Cache updates when migrating DNS from one provider to another

This may be a Windows DNS specific question or a general DNS best practice question - I'm not sure!

We migrated our 3rd party DNS provision from provider A to provider B.

I noticed that our internal recursive windows DNS servers still had NS records cached for our domains pointing to provider A's servers, even though I changed the nameservers with our registrar several days ago, and even though selecting the properties of the cached records showed a TTL of 1 day.

After 24 hours when the NS records in this cache have expired, will the DNS server go back to the TLD server for an update on the authority, or will it go by preference to dns1.providera.com since that is what it has cached?

In this case I arranged to leave Provider A's servers up for a week to allow changes to propagate, so dns1.providera.com is still active and would still provide NS and SOA records that said that dns1.providera.com. was in charge of this domain. Given this fact, would the Windows DNS server ever go back to the TLD and pick up the authority changes, or would it just assume all was well and renew timestamps on its cached NS records?

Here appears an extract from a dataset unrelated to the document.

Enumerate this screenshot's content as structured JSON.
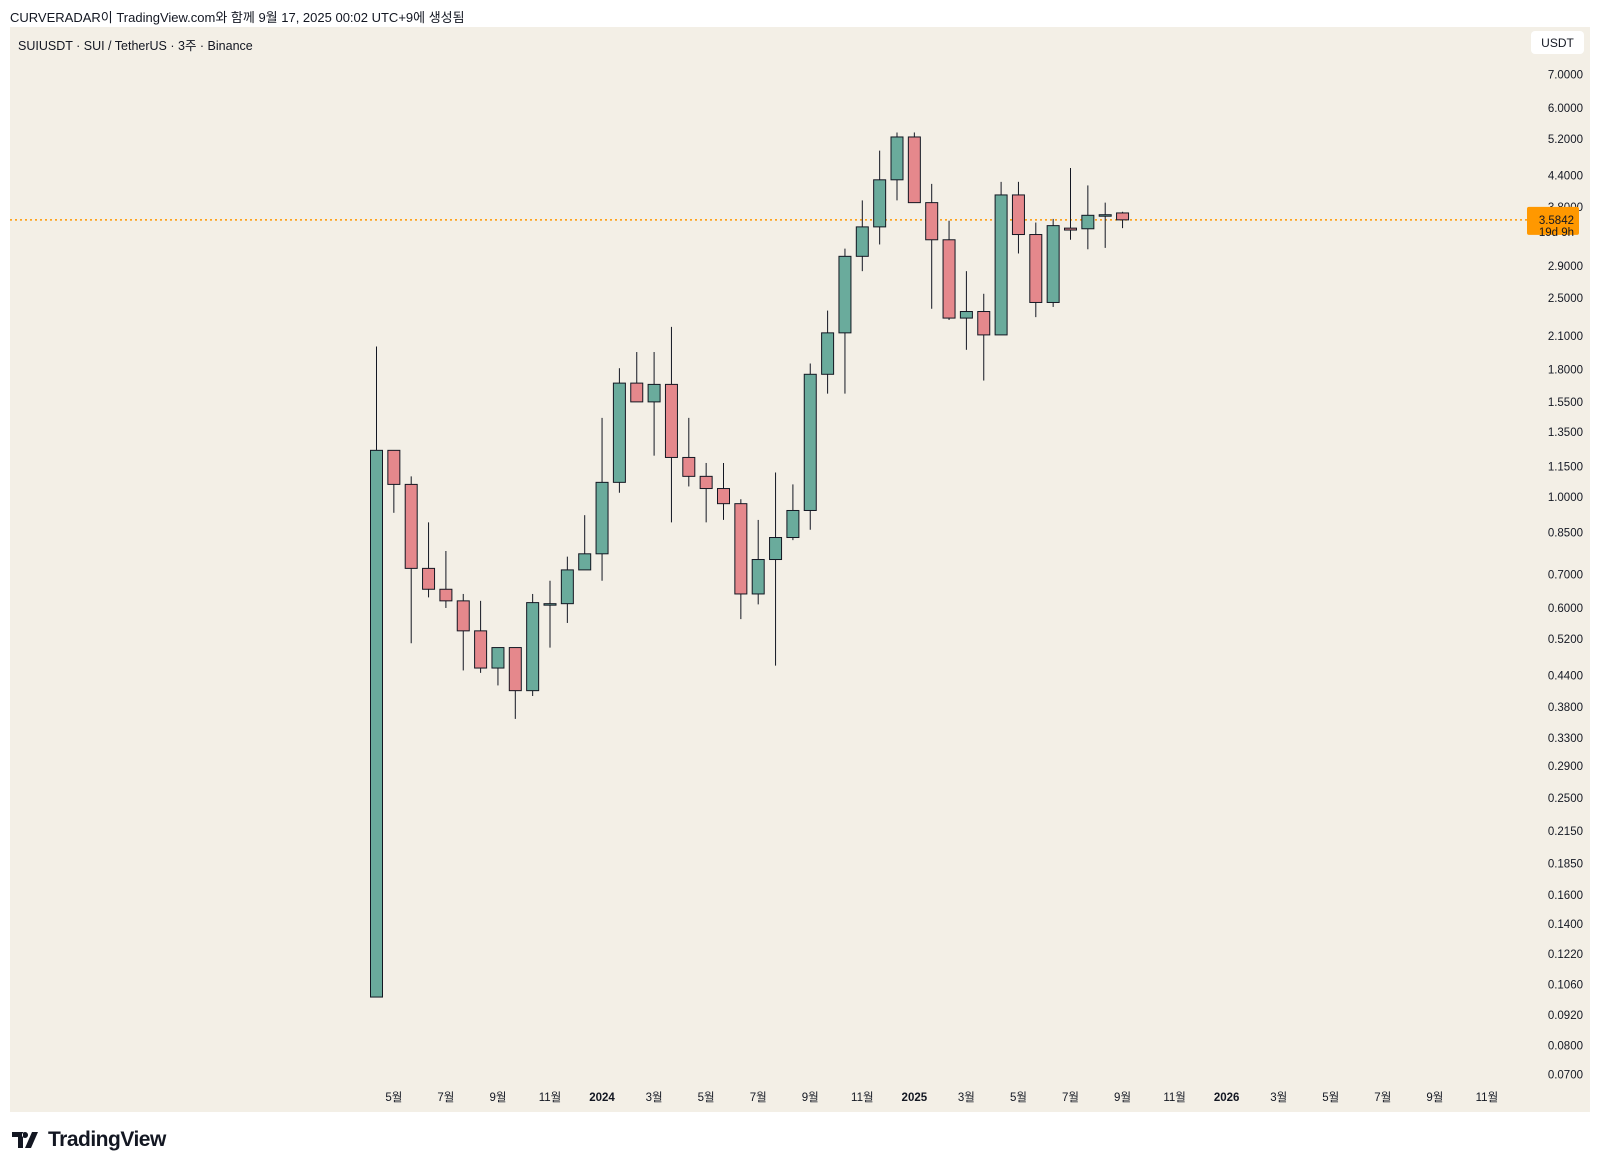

I wonder what would be the best approach to ensuring that caches pick this up. Should I:-

(1) Leave Provider A's servers in place and active and wait for caches to catch up ... basically what we're doing now which seems to have issues - perhaps specifically for Windows servers, or perhaps more widely. (2) Leave Provider A's servers in place but change the NS and/or SOA information they provide to tell caches that new servers are in charge. (3) Remove Provider A's servers after 2*TTL to force remaining caches to update.

The issue with (2) is that on Provider A's system I can't seem to change the NS or SOA information to anything other than their servers.

The issue with (3) is that I'm not sure how a DNS server would behave in this case. When it couldn't reach the cached name servers, would it flush its cache and try a full recursive lookup, or would it just return an error, forcing the user to clear the cache manually?

Thanks in advance!


Solution 1:

The general architecture/flow of these updates is:

  • After you update the records with your registrar, they will update the registry database, which will in-turn update the stealth primary TLD NS.

  • Updates will flow from the stealth primary to the secondary servers that actually reply to queries. This happens in TLD SOA refresh time period, unless there are failures in which case the TLD SOA expire time period starts ticking.

  • If everything is hunky dory on their end, these updates propagate in a maximum of TLD SOA refresh and your updated record appears on the public facing TLD nameservers.

  • If you have queried before the updated record appeared on the public facing TLD nameservers, then you'll have to wait for the record's TTL to expire before you'll get the updated record.

In conclusion:

  • If all systems are go, then you only need to wait for a maximum time of TLD SOA refresh.

  • If you made your query via your caching/recursive too early, you may need to wait for TLD SOA refresh + record TTL

  • If there is an outage then you may need to wait for longer.

  • If systems come back at the last moment possible after an outage, you shouldn't need to wait for longer than TLD SOA expire + record TTL. This is accounting for the fact that you made the query before updated records got published to public facing TLD nameservers.

  • Because most caching/recursive servers will cache your zone's records as well, and your (enterprise?) DNS provider is in all likeliness going to have secondary servers as well, you'll have to add your SOA refresh before you start seeing changed to your own zone come through the new servers. Of-course, as I've done before, you could update both old and new servers for your own zone.

What you could do:

  • You could use a tool like dig or nslookup to query the public facing TLD nameservers directly to find out if your records have updated. You will also come to know the SOA temporal values of your TLD.

  • You could use the same tools to query your new DNS provider's secondary servers to find out if they have picked up the change.

  • Do a full recursive query via public nameservers (they can choose to ignore doing it recursively, but most don't) to see if the new query chain is working well.

  • Do a full recursive query locally from your client workstation. Dig allows you to do this and will assist you in determining if your resolution chain is bound as expected.

  • DNS can get daunting. Write comments to my response so I can make it more comprehensible. I'll look at it later in the day to see if I can improve on what I've written.